You may be wondering why I wrote the 2 nd edition to Fix Yourself First after publishing the 1 st edition last year. I realized that I had so much more information to give you that I didnt include in the 1 st edition. As I work with individuals and couples, I learn something new every day.
I wanted to include more stories, information, tips, and techniques to help you improve your relationship. I also wanted to include three new quizzes to help you better understand yourself and your relationships. I hope that this new information helps you make the changes you need in order to get the relationship you deserve.
The idea for this book came from both my professional and personal experiences with relationships. As many women do, I stayed past the expiration date in more than one unhealthy relationship. I was focused on the hope that my partner would change. I spent too much time hoping and wishing. I didnt take the time to look in the mirror at what I needed to do differently. This led me to get the same result in the next relationship.
It was through my personal growth and the amazing experience of working with clients over the past decade that helped me accept the idea that the change that I needed started within myself. I was able to figure out the need to focus on improving myself versus waiting for my partner to change. Unhealthy partners dont change, but I realized that I could. When I made changes for the better, my tolerance to settle for unhealthy relationships also changed. This gave me the confidence and direction I needed to pursue healthy relationships.
This book is for all gender identities, sexual orientations, and types of relationships. I use the term partner through this book and in my daily life to be inclusive of all people. I hope that you enjoy the tips and techniques to fix yourself first so you can find the healthiest relationship possible.
TIP 1
DEAL WITH YOUR CONTROL ISSUES
No one wants to be labeled as having control issues. Women dont begin relationships and think about how they can control things. Most women dont realize that they have issues needing control. It is an issue if it is causing a problem in your relationship.
Relationships arent a one-way street that focuses only on the needs of one partner. A healthy relationship is one that flows steadily between both partners. The ups and downs are normal and to be expected. If your ups and downs are extreme then you need to evaluate what issues are leading to this movement. Are there problems with listening to one another? Are there problems with speaking to one another? What patterns are you noticing that lead to conflict?
Think about your expectations of your partner. What do you expect from them? Take a sheet of paper, think about what you expect from them, and write it out. Dont wait and say that you will do it later. Maybe you expect trust, loyalty, fairness, and/or love. For example, you may expect that your partner should always be loyal to you or that they should always meet your needs.
Now looking back at these, are some of your expectations unrealistic? Are any of them impossible for your partner to provide? Look for words such as should, ought to, must, and always. These words create expectations that are seen as demanding and unrealistic.
How do you define control? How does your partner define control? Your control issues may be suffocating your relationship. If you think, This is just who I am then you need to look inward and make changes. If you find another way to justify your need to control things, you need to look at how this is affecting your relationship. Just because you have done this for so long doesnt mean that it is okay to continue doing.

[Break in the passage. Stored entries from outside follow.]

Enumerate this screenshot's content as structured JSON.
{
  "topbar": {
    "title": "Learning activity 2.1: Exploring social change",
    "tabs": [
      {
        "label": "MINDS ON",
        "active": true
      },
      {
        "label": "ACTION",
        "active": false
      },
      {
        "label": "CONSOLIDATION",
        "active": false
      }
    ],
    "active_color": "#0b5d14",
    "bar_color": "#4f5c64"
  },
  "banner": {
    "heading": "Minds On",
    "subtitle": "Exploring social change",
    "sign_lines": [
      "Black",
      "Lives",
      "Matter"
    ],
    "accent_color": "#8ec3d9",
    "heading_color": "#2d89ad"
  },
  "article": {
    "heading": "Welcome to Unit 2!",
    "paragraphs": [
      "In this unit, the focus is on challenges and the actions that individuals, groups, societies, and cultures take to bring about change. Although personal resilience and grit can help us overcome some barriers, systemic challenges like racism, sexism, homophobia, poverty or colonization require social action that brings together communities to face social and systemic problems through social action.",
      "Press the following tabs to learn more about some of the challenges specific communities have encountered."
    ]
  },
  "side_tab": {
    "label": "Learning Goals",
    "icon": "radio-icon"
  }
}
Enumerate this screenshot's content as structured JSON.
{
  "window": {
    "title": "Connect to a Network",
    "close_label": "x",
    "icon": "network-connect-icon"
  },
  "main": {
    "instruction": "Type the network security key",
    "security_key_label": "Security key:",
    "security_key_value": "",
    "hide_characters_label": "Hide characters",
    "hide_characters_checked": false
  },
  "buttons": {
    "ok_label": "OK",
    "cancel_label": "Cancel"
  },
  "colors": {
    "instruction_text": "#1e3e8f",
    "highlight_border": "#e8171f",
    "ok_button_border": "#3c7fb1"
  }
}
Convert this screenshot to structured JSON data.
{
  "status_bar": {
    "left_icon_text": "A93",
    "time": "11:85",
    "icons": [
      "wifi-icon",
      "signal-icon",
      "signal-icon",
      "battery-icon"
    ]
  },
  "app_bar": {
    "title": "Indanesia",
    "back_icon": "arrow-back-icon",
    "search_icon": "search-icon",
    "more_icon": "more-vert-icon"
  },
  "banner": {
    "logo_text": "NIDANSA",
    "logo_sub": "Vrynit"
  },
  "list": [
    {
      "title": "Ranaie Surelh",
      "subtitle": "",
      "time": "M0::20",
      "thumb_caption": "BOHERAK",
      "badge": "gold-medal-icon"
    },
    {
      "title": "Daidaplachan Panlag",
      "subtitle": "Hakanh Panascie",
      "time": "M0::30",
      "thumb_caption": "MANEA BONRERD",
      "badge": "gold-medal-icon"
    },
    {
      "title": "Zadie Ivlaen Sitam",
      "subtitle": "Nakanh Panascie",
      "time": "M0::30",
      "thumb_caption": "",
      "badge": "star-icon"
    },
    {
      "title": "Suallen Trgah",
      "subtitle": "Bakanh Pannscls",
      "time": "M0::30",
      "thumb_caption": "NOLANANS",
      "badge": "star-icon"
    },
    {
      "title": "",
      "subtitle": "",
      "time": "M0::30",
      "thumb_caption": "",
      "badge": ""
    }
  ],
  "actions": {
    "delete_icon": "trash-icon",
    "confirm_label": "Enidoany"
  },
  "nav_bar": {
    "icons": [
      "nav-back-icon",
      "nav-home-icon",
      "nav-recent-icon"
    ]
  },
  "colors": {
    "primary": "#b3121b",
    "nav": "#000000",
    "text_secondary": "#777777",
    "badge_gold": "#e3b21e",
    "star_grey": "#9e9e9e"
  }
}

DO YOU HAVE CONTROL ISSUES?
Has your current partner or past one told you that you have control issues? Have you been called controlling in relationships? If this happened, did it make you angry? Is it possible that you have issues with needing to control things around you?
Just as a reminder, its only considered an issue if it affects you and/or your relationship in a negative way. If you are unsure, try asking your partner or people you are close with. If they say that you are controlling or that they think you have control issues, its worth the time to look inward.
The need to have control comes from within. It is important to explore what this is about. Be gentle with yourself on this journey.
The need to have control may come from a place of fear. You may fear what would happen if things were out of your control. If you are not in control, then you dont know what would happen in your life. What if things dont go as you planned them to? What if you lose something that is important to you? What if you get hurt? What if your partner cheats on you? What if they stop liking or loving you?
These worries are realistic and could happen. However, almost all of the things we fear will happen, dont actually occur. If its true that 99% of the things we worry about dont come true, then maybe you can let go of some of your fears. You are more likely to lose your partner if you continue to be controlling. This will make your fears a reality.
There is a big difference in having things go the way you would like them to and always getting your way. There is nothing wrong with wanting to see life happen in a certain way. However, if you keep trying to control or attempt to change your partner, you may find yourself alone. You would then be solely responsible for making your fear of losing your partner come true. No one gets their way most of the time. Why do you think you are different? What makes you think that things have to go exactly how you want them to or there is an issue?
EXAMPLES OF CONTROL ISSUES
- Excessive calling, texting, or trying to contact your partner throughout the day.
- The obsessive need to know where your partner is at all times.